Of course, the real reason that prompts the Congress to make such a demand is well-known. In the Assembly polls held late last year, the results were more or less on the lines suggested by the pre-poll surveys. Some survey reports that came out recently did not show the Congress fortunes in a good light. It fears that such surveys may have a domino effect on public opinion with disastrous consequences for the party. So it wants all such surveys banned by the Election Commission. That such a ban will adversely affect the growth of psephology as a science is of no consideration to the grand old party.
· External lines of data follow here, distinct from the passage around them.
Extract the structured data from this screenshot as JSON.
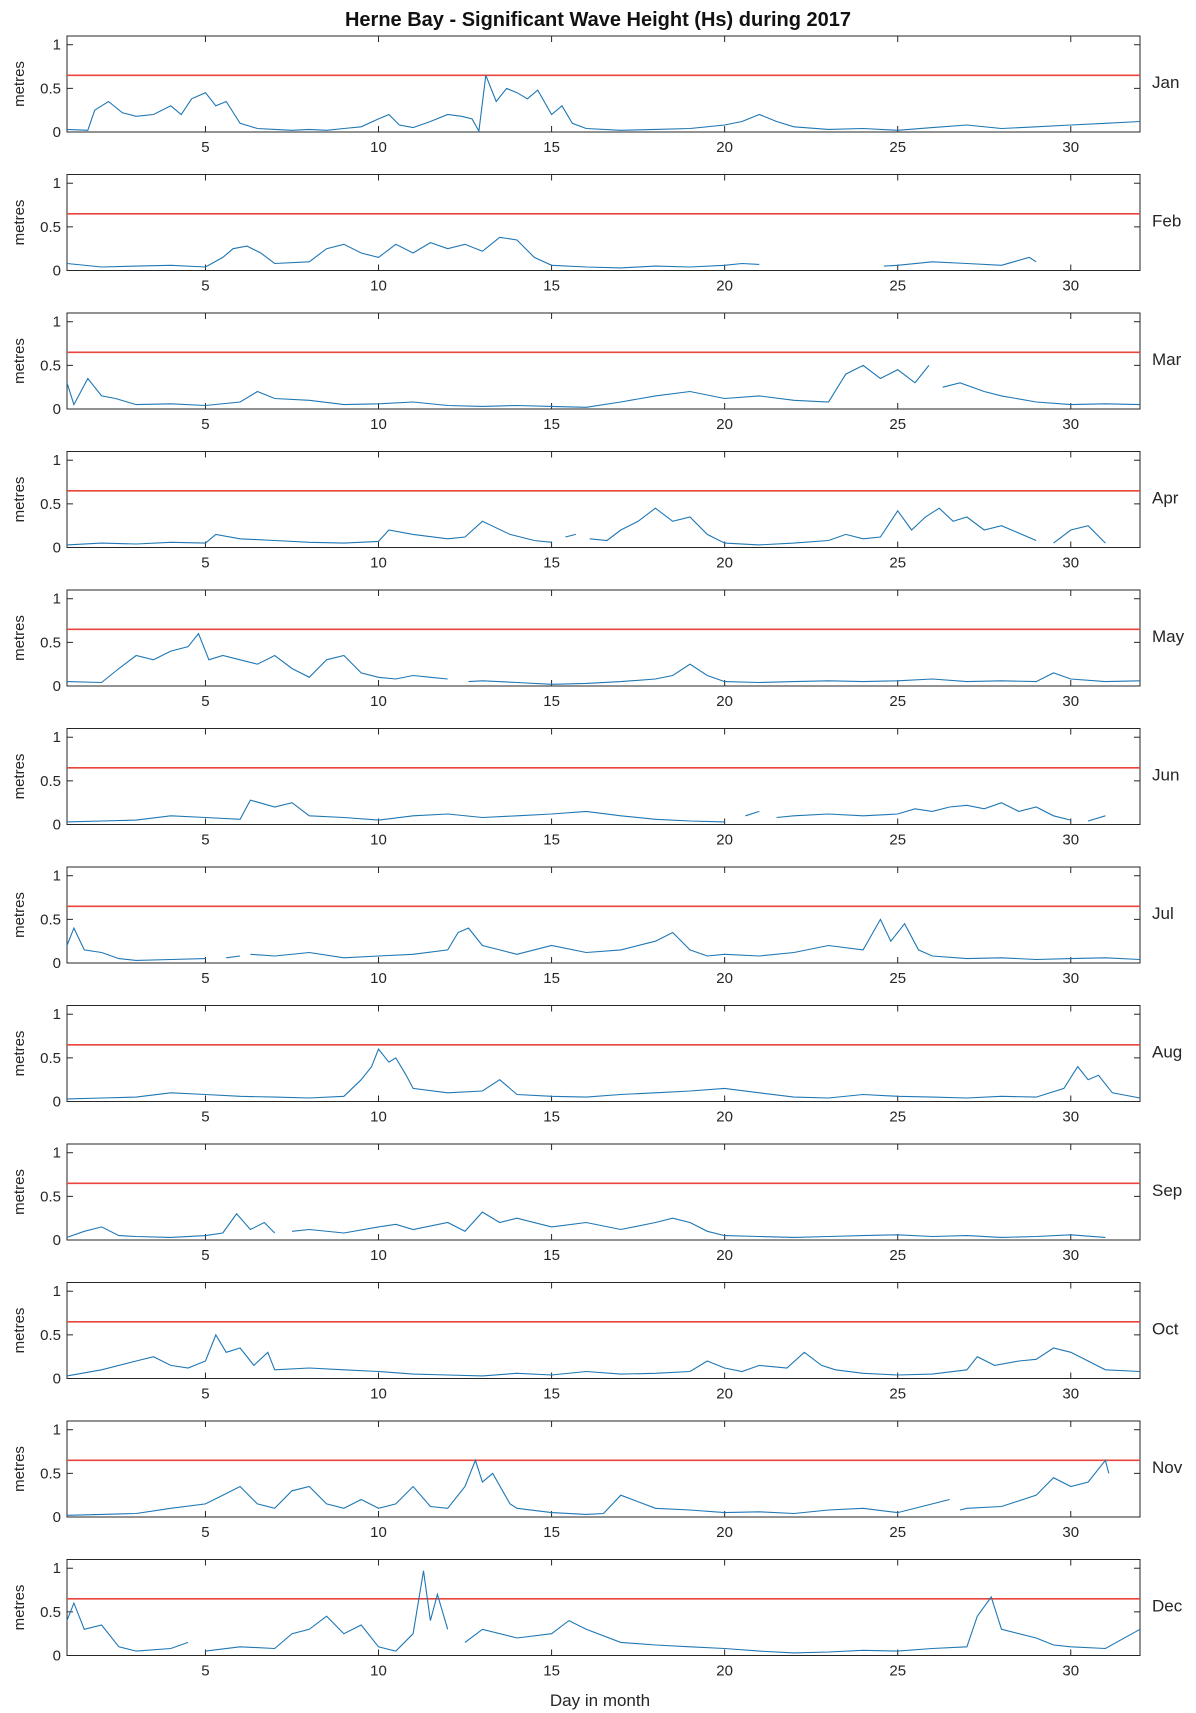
{
  "chart_data": {
    "type": "line",
    "title": "Herne Bay - Significant Wave Height (Hs) during 2017",
    "xlabel": "Day in month",
    "ylabel": "metres",
    "xlim": [
      1,
      32
    ],
    "ylim": [
      0,
      1.1
    ],
    "x_ticks": [
      5,
      10,
      15,
      20,
      25,
      30
    ],
    "y_ticks": [
      0,
      0.5,
      1
    ],
    "y_tick_labels": [
      "0",
      "0.5",
      "1"
    ],
    "threshold": 0.65,
    "line_color": "#1f77b4",
    "threshold_color": "#e8453c",
    "panels": [
      {
        "month": "Jan",
        "x": [
          1,
          1.6,
          1.8,
          2.2,
          2.6,
          3,
          3.5,
          4,
          4.3,
          4.6,
          5,
          5.3,
          5.6,
          6,
          6.5,
          7,
          7.5,
          8,
          8.5,
          9,
          9.5,
          10,
          10.3,
          10.6,
          11,
          11.5,
          12,
          12.4,
          12.7,
          12.9,
          13.1,
          13.4,
          13.7,
          14,
          14.3,
          14.6,
          15,
          15.3,
          15.6,
          16,
          17,
          18,
          19,
          20,
          20.5,
          21,
          21.5,
          22,
          23,
          24,
          25,
          26,
          27,
          28,
          29,
          30,
          31,
          32
        ],
        "y": [
          0.03,
          0.02,
          0.25,
          0.35,
          0.22,
          0.18,
          0.2,
          0.3,
          0.2,
          0.38,
          0.45,
          0.3,
          0.35,
          0.1,
          0.04,
          0.03,
          0.02,
          0.03,
          0.02,
          0.04,
          0.06,
          0.15,
          0.2,
          0.08,
          0.05,
          0.12,
          0.2,
          0.18,
          0.15,
          0.01,
          0.65,
          0.35,
          0.5,
          0.45,
          0.38,
          0.48,
          0.2,
          0.3,
          0.1,
          0.04,
          0.02,
          0.03,
          0.04,
          0.08,
          0.12,
          0.2,
          0.12,
          0.06,
          0.03,
          0.04,
          0.02,
          0.05,
          0.08,
          0.04,
          0.06,
          0.08,
          0.1,
          0.12
        ]
      },
      {
        "month": "Feb",
        "x": [
          1,
          2,
          3,
          4,
          5,
          5.5,
          5.8,
          6.2,
          6.6,
          7,
          8,
          8.5,
          9,
          9.5,
          10,
          10.5,
          11,
          11.5,
          12,
          12.5,
          13,
          13.5,
          14,
          14.5,
          15,
          16,
          17,
          18,
          19,
          20,
          20.5,
          21,
          null,
          24.6,
          25,
          26,
          27,
          28,
          28.8,
          29
        ],
        "y": [
          0.08,
          0.04,
          0.05,
          0.06,
          0.04,
          0.15,
          0.25,
          0.28,
          0.2,
          0.08,
          0.1,
          0.25,
          0.3,
          0.2,
          0.15,
          0.3,
          0.2,
          0.32,
          0.25,
          0.3,
          0.22,
          0.38,
          0.35,
          0.15,
          0.06,
          0.04,
          0.03,
          0.05,
          0.04,
          0.06,
          0.08,
          0.07,
          null,
          0.05,
          0.06,
          0.1,
          0.08,
          0.06,
          0.15,
          0.1
        ]
      },
      {
        "month": "Mar",
        "x": [
          1,
          1.2,
          1.6,
          2,
          2.4,
          3,
          4,
          5,
          6,
          6.5,
          7,
          8,
          9,
          10,
          11,
          12,
          13,
          14,
          15,
          16,
          17,
          18,
          19,
          20,
          21,
          22,
          23,
          23.5,
          24,
          24.5,
          25,
          25.5,
          25.9,
          null,
          26.3,
          26.8,
          27.5,
          28,
          29,
          30,
          31,
          32
        ],
        "y": [
          0.3,
          0.05,
          0.35,
          0.15,
          0.12,
          0.05,
          0.06,
          0.04,
          0.08,
          0.2,
          0.12,
          0.1,
          0.05,
          0.06,
          0.08,
          0.04,
          0.03,
          0.04,
          0.03,
          0.02,
          0.08,
          0.15,
          0.2,
          0.12,
          0.15,
          0.1,
          0.08,
          0.4,
          0.5,
          0.35,
          0.45,
          0.3,
          0.5,
          null,
          0.25,
          0.3,
          0.2,
          0.15,
          0.08,
          0.05,
          0.06,
          0.05
        ]
      },
      {
        "month": "Apr",
        "x": [
          1,
          2,
          3,
          4,
          5,
          5.3,
          6,
          7,
          8,
          9,
          10,
          10.3,
          11,
          12,
          12.5,
          13,
          13.8,
          14.5,
          15,
          null,
          15.4,
          15.7,
          null,
          16.1,
          16.6,
          17,
          17.5,
          18,
          18.5,
          19,
          19.5,
          20,
          21,
          22,
          23,
          23.5,
          24,
          24.5,
          25,
          25.4,
          25.8,
          26.2,
          26.6,
          27,
          27.5,
          28,
          29,
          null,
          29.5,
          30,
          30.5,
          31
        ],
        "y": [
          0.03,
          0.05,
          0.04,
          0.06,
          0.05,
          0.15,
          0.1,
          0.08,
          0.06,
          0.05,
          0.07,
          0.2,
          0.15,
          0.1,
          0.12,
          0.3,
          0.15,
          0.08,
          0.06,
          null,
          0.12,
          0.15,
          null,
          0.1,
          0.08,
          0.2,
          0.3,
          0.45,
          0.3,
          0.35,
          0.15,
          0.05,
          0.03,
          0.05,
          0.08,
          0.15,
          0.1,
          0.12,
          0.42,
          0.2,
          0.35,
          0.45,
          0.3,
          0.35,
          0.2,
          0.25,
          0.08,
          null,
          0.05,
          0.2,
          0.25,
          0.05
        ]
      },
      {
        "month": "May",
        "x": [
          1,
          2,
          2.5,
          3,
          3.5,
          4,
          4.5,
          4.8,
          5.1,
          5.5,
          6,
          6.5,
          7,
          7.5,
          8,
          8.5,
          9,
          9.5,
          10,
          10.5,
          11,
          11.5,
          12,
          null,
          12.6,
          13,
          14,
          15,
          16,
          17,
          18,
          18.5,
          19,
          19.5,
          20,
          21,
          22,
          23,
          24,
          25,
          26,
          27,
          28,
          29,
          29.5,
          30,
          31,
          32
        ],
        "y": [
          0.05,
          0.04,
          0.2,
          0.35,
          0.3,
          0.4,
          0.45,
          0.6,
          0.3,
          0.35,
          0.3,
          0.25,
          0.35,
          0.2,
          0.1,
          0.3,
          0.35,
          0.15,
          0.1,
          0.08,
          0.12,
          0.1,
          0.08,
          null,
          0.05,
          0.06,
          0.04,
          0.02,
          0.03,
          0.05,
          0.08,
          0.12,
          0.25,
          0.12,
          0.05,
          0.04,
          0.05,
          0.06,
          0.05,
          0.06,
          0.08,
          0.05,
          0.06,
          0.05,
          0.15,
          0.08,
          0.05,
          0.06
        ]
      },
      {
        "month": "Jun",
        "x": [
          1,
          2,
          3,
          4,
          5,
          6,
          6.3,
          7,
          7.5,
          8,
          9,
          10,
          11,
          12,
          13,
          14,
          15,
          16,
          17,
          18,
          19,
          20,
          null,
          20.6,
          21,
          null,
          21.5,
          22,
          23,
          24,
          25,
          25.5,
          26,
          26.5,
          27,
          27.5,
          28,
          28.5,
          29,
          29.5,
          30,
          null,
          30.5,
          31
        ],
        "y": [
          0.03,
          0.04,
          0.05,
          0.1,
          0.08,
          0.06,
          0.28,
          0.2,
          0.25,
          0.1,
          0.08,
          0.05,
          0.1,
          0.12,
          0.08,
          0.1,
          0.12,
          0.15,
          0.1,
          0.06,
          0.04,
          0.03,
          null,
          0.1,
          0.15,
          null,
          0.08,
          0.1,
          0.12,
          0.1,
          0.12,
          0.18,
          0.15,
          0.2,
          0.22,
          0.18,
          0.25,
          0.15,
          0.2,
          0.1,
          0.05,
          null,
          0.04,
          0.1
        ]
      },
      {
        "month": "Jul",
        "x": [
          1,
          1.2,
          1.5,
          2,
          2.5,
          3,
          4,
          5,
          null,
          5.6,
          6,
          null,
          6.3,
          7,
          8,
          9,
          10,
          11,
          12,
          12.3,
          12.6,
          13,
          13.5,
          14,
          15,
          16,
          17,
          18,
          18.5,
          19,
          19.5,
          20,
          21,
          22,
          23,
          24,
          24.5,
          24.8,
          25.2,
          25.6,
          26,
          27,
          28,
          29,
          30,
          31,
          32
        ],
        "y": [
          0.2,
          0.4,
          0.15,
          0.12,
          0.05,
          0.03,
          0.04,
          0.05,
          null,
          0.06,
          0.08,
          null,
          0.1,
          0.08,
          0.12,
          0.06,
          0.08,
          0.1,
          0.15,
          0.35,
          0.4,
          0.2,
          0.15,
          0.1,
          0.2,
          0.12,
          0.15,
          0.25,
          0.35,
          0.15,
          0.08,
          0.1,
          0.08,
          0.12,
          0.2,
          0.15,
          0.5,
          0.25,
          0.45,
          0.15,
          0.08,
          0.05,
          0.06,
          0.04,
          0.05,
          0.06,
          0.04
        ]
      },
      {
        "month": "Aug",
        "x": [
          1,
          2,
          3,
          4,
          5,
          6,
          7,
          8,
          9,
          9.5,
          9.8,
          10,
          10.3,
          10.5,
          10.8,
          11,
          12,
          13,
          13.5,
          14,
          15,
          16,
          17,
          18,
          19,
          20,
          21,
          22,
          23,
          24,
          25,
          26,
          27,
          28,
          29,
          29.8,
          30.2,
          30.5,
          30.8,
          31.2,
          32
        ],
        "y": [
          0.03,
          0.04,
          0.05,
          0.1,
          0.08,
          0.06,
          0.05,
          0.04,
          0.06,
          0.25,
          0.4,
          0.6,
          0.45,
          0.5,
          0.3,
          0.15,
          0.1,
          0.12,
          0.25,
          0.08,
          0.06,
          0.05,
          0.08,
          0.1,
          0.12,
          0.15,
          0.1,
          0.05,
          0.04,
          0.08,
          0.06,
          0.05,
          0.04,
          0.06,
          0.05,
          0.15,
          0.4,
          0.25,
          0.3,
          0.1,
          0.04
        ]
      },
      {
        "month": "Sep",
        "x": [
          1,
          1.5,
          2,
          2.5,
          3,
          4,
          5,
          5.5,
          5.9,
          6.3,
          6.7,
          7,
          null,
          7.5,
          8,
          9,
          10,
          10.5,
          11,
          12,
          12.5,
          13,
          13.5,
          14,
          15,
          16,
          17,
          18,
          18.5,
          19,
          19.5,
          20,
          21,
          22,
          23,
          24,
          25,
          26,
          27,
          28,
          29,
          30,
          31
        ],
        "y": [
          0.03,
          0.1,
          0.15,
          0.05,
          0.04,
          0.03,
          0.05,
          0.08,
          0.3,
          0.12,
          0.2,
          0.08,
          null,
          0.1,
          0.12,
          0.08,
          0.15,
          0.18,
          0.12,
          0.2,
          0.1,
          0.32,
          0.2,
          0.25,
          0.15,
          0.2,
          0.12,
          0.2,
          0.25,
          0.2,
          0.1,
          0.05,
          0.04,
          0.03,
          0.04,
          0.05,
          0.06,
          0.04,
          0.05,
          0.03,
          0.04,
          0.06,
          0.03
        ]
      },
      {
        "month": "Oct",
        "x": [
          1,
          2,
          3,
          3.5,
          4,
          4.5,
          5,
          5.3,
          5.6,
          6,
          6.4,
          6.8,
          7,
          8,
          9,
          10,
          11,
          12,
          13,
          14,
          15,
          16,
          17,
          18,
          19,
          19.5,
          20,
          20.5,
          21,
          21.8,
          22.3,
          22.8,
          23.2,
          24,
          25,
          26,
          27,
          27.3,
          27.8,
          28.5,
          29,
          29.5,
          30,
          30.5,
          31,
          32
        ],
        "y": [
          0.03,
          0.1,
          0.2,
          0.25,
          0.15,
          0.12,
          0.2,
          0.5,
          0.3,
          0.35,
          0.15,
          0.3,
          0.1,
          0.12,
          0.1,
          0.08,
          0.05,
          0.04,
          0.03,
          0.06,
          0.04,
          0.08,
          0.05,
          0.06,
          0.08,
          0.2,
          0.12,
          0.08,
          0.15,
          0.12,
          0.3,
          0.15,
          0.1,
          0.06,
          0.04,
          0.05,
          0.1,
          0.25,
          0.15,
          0.2,
          0.22,
          0.35,
          0.3,
          0.2,
          0.1,
          0.08
        ]
      },
      {
        "month": "Nov",
        "x": [
          1,
          2,
          3,
          4,
          5,
          5.5,
          6,
          6.5,
          7,
          7.5,
          8,
          8.5,
          9,
          9.5,
          10,
          10.5,
          11,
          11.5,
          12,
          12.5,
          12.8,
          13,
          13.3,
          13.8,
          14,
          15,
          16,
          16.5,
          17,
          18,
          19,
          20,
          21,
          22,
          23,
          24,
          25,
          26,
          26.5,
          null,
          26.8,
          27,
          28,
          29,
          29.5,
          30,
          30.5,
          31,
          31.1
        ],
        "y": [
          0.02,
          0.03,
          0.04,
          0.1,
          0.15,
          0.25,
          0.35,
          0.15,
          0.1,
          0.3,
          0.35,
          0.15,
          0.1,
          0.2,
          0.1,
          0.15,
          0.35,
          0.12,
          0.1,
          0.35,
          0.65,
          0.4,
          0.5,
          0.15,
          0.1,
          0.05,
          0.03,
          0.04,
          0.25,
          0.1,
          0.08,
          0.05,
          0.06,
          0.04,
          0.08,
          0.1,
          0.05,
          0.15,
          0.2,
          null,
          0.08,
          0.1,
          0.12,
          0.25,
          0.45,
          0.35,
          0.4,
          0.65,
          0.5
        ]
      },
      {
        "month": "Dec",
        "x": [
          1,
          1.2,
          1.5,
          2,
          2.5,
          3,
          4,
          4.5,
          null,
          5,
          6,
          7,
          7.5,
          8,
          8.5,
          9,
          9.5,
          10,
          10.5,
          11,
          11.3,
          11.5,
          11.7,
          12,
          null,
          12.5,
          13,
          14,
          15,
          15.5,
          16,
          17,
          18,
          19,
          20,
          21,
          22,
          23,
          24,
          25,
          26,
          27,
          27.3,
          27.7,
          28,
          29,
          29.5,
          30,
          31,
          32
        ],
        "y": [
          0.4,
          0.6,
          0.3,
          0.35,
          0.1,
          0.05,
          0.08,
          0.15,
          null,
          0.05,
          0.1,
          0.08,
          0.25,
          0.3,
          0.45,
          0.25,
          0.35,
          0.1,
          0.05,
          0.25,
          0.97,
          0.4,
          0.7,
          0.3,
          null,
          0.15,
          0.3,
          0.2,
          0.25,
          0.4,
          0.3,
          0.15,
          0.12,
          0.1,
          0.08,
          0.05,
          0.03,
          0.04,
          0.06,
          0.05,
          0.08,
          0.1,
          0.45,
          0.67,
          0.3,
          0.2,
          0.12,
          0.1,
          0.08,
          0.3
        ]
      }
    ]
  }
}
The solution lies in ruling out tweaking of survey findings by the agencies concerned. The Election Commission is in a position to not only evolve a code of conduct for such agencies but also ensure that it is followed strictly by them. The agencies concerned should be willing to open their methodology, the primary data they collected and the manner in which they came to their conclusion to checking by an agency like the EC. They should also be ready to face criminal and civil charges if they go astray. In other words, what is needed is transparency in their functioning, rather than an outright ban on pre-poll surveys. The ball is in the EC’s court.